Rosenberg wrote that on April 25, Chrysler received a binder containing a motion to compel Cisco to comply with a subpoena.
“While it was clear that the papers related to this case, they had no designated court or case number, were unsigned, and bore no file stamp,” she wrote.
She further wrote that the binder didn’t indicate whether or where the papers were filed.
Rosenberg wrote that Chrysler contacted plaintiffs’ counsel on April 26, and learned that they filed the papers in the Northern District of California.
She wrote that as she filed the motion, more than 24 hours later, confidential information remained a matter of public record.
Attached to the filing was a chain of messages between Rosenberg and Wigginton on April 26, starting with her request for a copy with a file stamp, at 9:36 a.m.

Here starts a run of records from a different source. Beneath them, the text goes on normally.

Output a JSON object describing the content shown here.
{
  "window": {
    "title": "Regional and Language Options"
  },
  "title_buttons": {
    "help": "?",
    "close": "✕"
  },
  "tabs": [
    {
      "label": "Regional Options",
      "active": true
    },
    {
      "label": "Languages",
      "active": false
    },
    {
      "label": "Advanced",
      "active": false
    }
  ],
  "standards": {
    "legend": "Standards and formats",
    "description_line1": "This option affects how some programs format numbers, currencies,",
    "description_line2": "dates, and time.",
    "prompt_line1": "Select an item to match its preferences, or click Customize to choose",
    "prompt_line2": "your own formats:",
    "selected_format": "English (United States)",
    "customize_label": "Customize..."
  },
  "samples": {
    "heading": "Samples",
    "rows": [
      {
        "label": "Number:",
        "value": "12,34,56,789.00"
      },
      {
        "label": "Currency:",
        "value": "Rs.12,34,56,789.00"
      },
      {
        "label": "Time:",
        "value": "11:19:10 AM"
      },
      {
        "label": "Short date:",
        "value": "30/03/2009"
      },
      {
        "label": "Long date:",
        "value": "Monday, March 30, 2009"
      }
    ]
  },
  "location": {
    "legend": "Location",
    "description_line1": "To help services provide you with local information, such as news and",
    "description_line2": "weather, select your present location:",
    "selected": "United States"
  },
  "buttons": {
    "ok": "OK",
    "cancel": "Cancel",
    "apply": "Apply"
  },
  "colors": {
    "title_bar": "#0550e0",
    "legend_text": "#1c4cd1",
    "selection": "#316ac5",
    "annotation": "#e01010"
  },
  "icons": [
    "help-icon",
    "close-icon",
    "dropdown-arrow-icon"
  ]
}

“If these Cisco motion to compel documents were in fact filed with a court, not under seal, plaintiffs are in clear violation of the protective order,” she wrote.
If that was the case, she wrote, she demanded immediate corrective action.
The message chain shows that at 2:20 p.m., she wrote that since she hadn’t heard back, she assumed plaintiffs had in fact filed confidential information in public court documents.
Wigginton replied at 2:23 p.m., and attached the California documents.
He disagreed about violating the protective order, but wrote that plaintiffs would address her concerns by asking the California court to seal portions of the brief.
At 3:26 p.m., Rosenberg wrote, “Your response is insufficient.”
At 3:42 p.m., Wigginton wrote that out of an abundance of caution he would ask local counsel to take actions as soon as possible.
At 4:42 p.m., Rosenberg wrote that she was available to meet and confer today, and she underlined today. “I would hope that given the urgent nature of this matter one of the seven counsel of record can make themselves available,” she wrote.
At 5:13 p.m., Wigginton wrote, “When I arrived at the office I did not plan to be in dispute with you and your client today. Like your office we have other matters scheduled. Due to the tone and tenor of your emails and the allegations you have made, which we disagree, with this dispute and subsequent discovery disputes of this nature as well as the ones we will be bringing will be handled at my level.”
The next day, when Rosenberg moved for sanctions, she filed a separate motion to seal an exhibit in support of the motion.
She wrote that plaintiffs issued a subpoena to Cisco last September, for documents back to 2010, and a dispute ensued.
She wrote that plaintiffs initiated the California action to compel production and that they included documents about Chrysler’s general design and development process and about its specific engineering and testing.
She wrote that from the information, competitors could determine efforts Chrysler undertook to evaluate and improve products.
“Additionally, the information relates to cyber security threats and defensive measures,” she wrote.
Magistrate Judge Donald Wilkerson ordered plaintiffs to respond by May 4.
Also on the 27th, in California, Chrysler moved to strike the California action.
On May 1, in California, Cisco moved to extend its deadline for responding to the subpoena from May 8 to a week after a ruling on Chrysler’s motion to strike.
Belleville lawyer Brian Flynn stands as lead plaintiff in both actions.